On the topic of open-source AI, this issue brief on the governance of open foundation models from Bommasani et al. (2023) provides a clear overview of the regulatory approaches currently being considered.
Here’s an update on the US Executive Order (EO) on Safe, Secure, and Trustworthy Artificial Intelligence from Will Knight at WIRED that discusses concerns about the lack of resources at National Institute of Standards and Technology (NIST), which has a key role in the implementation of the EO: ‘America’s Big AI Safety Plan Faces a Budget Crunch’

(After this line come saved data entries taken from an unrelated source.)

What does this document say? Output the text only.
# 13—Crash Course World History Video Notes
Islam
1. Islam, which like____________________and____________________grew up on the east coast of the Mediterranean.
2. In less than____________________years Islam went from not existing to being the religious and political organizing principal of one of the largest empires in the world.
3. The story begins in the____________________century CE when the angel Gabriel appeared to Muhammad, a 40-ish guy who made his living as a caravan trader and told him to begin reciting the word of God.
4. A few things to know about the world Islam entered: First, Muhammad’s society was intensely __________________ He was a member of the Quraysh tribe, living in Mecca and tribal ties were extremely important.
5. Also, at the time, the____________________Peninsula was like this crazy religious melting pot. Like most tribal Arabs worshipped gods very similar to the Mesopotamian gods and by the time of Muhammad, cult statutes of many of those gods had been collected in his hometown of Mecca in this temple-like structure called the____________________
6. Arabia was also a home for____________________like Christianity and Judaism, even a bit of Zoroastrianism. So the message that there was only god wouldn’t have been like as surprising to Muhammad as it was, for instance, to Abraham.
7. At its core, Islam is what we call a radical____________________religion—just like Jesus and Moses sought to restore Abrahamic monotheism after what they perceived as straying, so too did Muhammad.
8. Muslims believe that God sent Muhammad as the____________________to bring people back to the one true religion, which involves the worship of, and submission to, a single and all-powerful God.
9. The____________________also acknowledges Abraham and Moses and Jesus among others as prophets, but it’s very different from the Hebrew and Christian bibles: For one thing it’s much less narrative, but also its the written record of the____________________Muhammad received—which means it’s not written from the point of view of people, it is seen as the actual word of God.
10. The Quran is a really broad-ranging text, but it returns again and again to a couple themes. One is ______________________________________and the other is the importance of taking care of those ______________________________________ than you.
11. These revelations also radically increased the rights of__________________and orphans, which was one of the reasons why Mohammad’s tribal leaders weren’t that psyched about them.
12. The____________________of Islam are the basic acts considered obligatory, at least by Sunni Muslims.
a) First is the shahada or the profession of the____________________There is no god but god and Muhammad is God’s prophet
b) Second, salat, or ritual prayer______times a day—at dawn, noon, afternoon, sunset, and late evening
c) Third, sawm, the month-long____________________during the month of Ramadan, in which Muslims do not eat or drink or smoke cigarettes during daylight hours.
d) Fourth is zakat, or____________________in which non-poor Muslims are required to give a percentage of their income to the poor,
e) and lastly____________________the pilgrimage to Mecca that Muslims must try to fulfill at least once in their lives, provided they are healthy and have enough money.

This episode of the Me, Myself, and AI podcast (2023, December 19) - ‘AI on Mars: NASA’s Vandi Verma’ (Episode 806) - discusses the use of AI by NASA in its Mars rovers with Vandi Verma, Chief Engineer for Robotic Operations for the Mars 2020 Perseverance rover. What I found particularly interesting was the discussion of NASA’s approach to the use of digital simulations and its management of the risks involved in automated decisions and processes.
Given the importance of the elections to be held in 2024, you’re probably at least as familiar as I am with concerns over the role of AI generated messages, images, and videos flooding online platforms with mis- and dis-information. As a corrective, I recommend reading this article from Simon et al. (2023), which argues that these concerns are exaggerated - ‘Misinformation reloaded? Fears about the impact of generative AI on misinformation are overblown’ (Harvard Kennedy School Misinformation Review, vol. 4, issue 5).
I also recommend this article from Jack Stilgoe on the basis of trust in new technologies such as self-driving vehicles - ‘What does it mean to trust a technology?’ (Science, vol. 382, issue 6676).
The next edition of Datum Ethics Review will be posted in mid-January, so until then I wish you well no matter where you are or what you’re celebrating or suffering through.